The set values of the level detection circuit 15 are diodes 22a to 22n,
It can be arbitrarily determined by changing the number of connections of 23a to 23n.

H. Effects of the Invention As described above, according to the present invention, the following excellent effects can be obtained.

(1) When the detection level of the overcurrent flowing in the first power supply line is equal to or higher than a predetermined value, the second semiconductor switch is directly turned on by the detection current, so that the power supply can be quickly and reliably switched.

(2) Since the coil of the electromagnetic contactor is directly excited by the detection current of the first power supply line, not only is the closing of the electromagnetic contactor reliable, but also the more the detection current increases due to overcurrent, the more the biasing force becomes. It becomes stronger (the throwing power increases in proportion to the square of the current from the theoretical LI ² of the electromagnetic force of the coil) and is injected in a shorter time.
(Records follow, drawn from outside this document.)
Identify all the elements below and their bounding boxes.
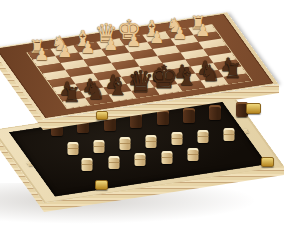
- tray-right-latch-icon: [261, 157, 274, 167]
- checkers-peg-dark: [157, 110, 169, 125]
- checkers-peg-light: [68, 142, 79, 155]
- board-right-hinge-icon: [246, 103, 261, 114]
- checkers-peg-light: [161, 151, 172, 164]
- checkers-peg-light: [94, 140, 105, 153]
- checkers-peg-light: [82, 158, 93, 171]
- checkers-peg-light: [188, 148, 199, 161]
- checkers-peg-light: [135, 153, 146, 166]
- board-front-latch-icon: [96, 111, 108, 120]
- checkers-peg-light: [108, 156, 119, 169]
- checkers-peg-light: [224, 128, 235, 141]
- checkers-peg-light: [172, 132, 183, 145]
- checkers-peg-dark: [183, 108, 195, 123]
- checkers-peg-dark: [209, 105, 221, 120]
- checkers-peg-light: [120, 137, 131, 150]
- tray-front-latch-icon: [95, 180, 108, 190]
- checkers-peg-light: [198, 130, 209, 143]
- chess-set-product-photo: ♜♞♝♛♚♝♞♜♟♟♟♟♟♟♟♟♟♟♟♟♟♟♟♟♜♞♝♛♚♝♞♜: [0, 0, 285, 232]
- checkers-peg-light: [146, 135, 157, 148]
(3) The second power supply line is wound in a coil shape around the first power supply line, and the first power supply line current is suppressed by the second power supply line current. The current can be suppressed.

(4) Due to the effect of the above item (3), the first power supply line side first
A system power supply, for example, a CVCF power supply, can be constructed economically.

[Brief description of the drawings]

FIG. 1 is a circuit diagram showing an embodiment of the present invention, FIG. 2 is a circuit diagram of a main part of the embodiment, and FIG. 3 is a circuit diagram showing an example of a conventional device. 1a: CVCF power supply device, 1b: commercial power supply, 2a: first semiconductor switch, 2b: second semiconductor switch, 3: load, 5: control circuit, 6: closing coil, 7: electromagnetic contactor, 11: first power supply Electric wire, 12: second power supply line, 13, 14, current transformer, 15: level detection circuit, 16, 17, 22a to 22n, 23a to 23n: diode, 21: capacitor.

Claims (1)

(57) [Claims] A first power supply connected to a load via a first semiconductor switch and a first power supply line; and a second power supply connected to the load via a second semiconductor switch and a second power supply line. 1 connected to a first feeder line between the semiconductor switch and the load,
In a load separating and interrupting method of a power supply device for supplying power from a first system power supply or a second system power supply to a load by controlling on / off of the first and second semiconductor switches, the first power supply line and the second power supply A second power supply line near a common connection point of the electric wires is wound around the first power supply line in a direction to cancel a current flowing through the first power supply line, and the common connection point of the first power supply line and the second power supply line is connected to the second power supply line. Detecting a current flowing through a first power supply line connecting the first semiconductor switch and, when the detected current is equal to or more than a predetermined value, controlling a second semiconductor switch to be on according to the detected current; 1. A load separating and interrupting method, wherein a current flowing through one power supply line is detected, and a coil of an electromagnetic contactor connected in parallel to a second semiconductor switch is excited by the detected current.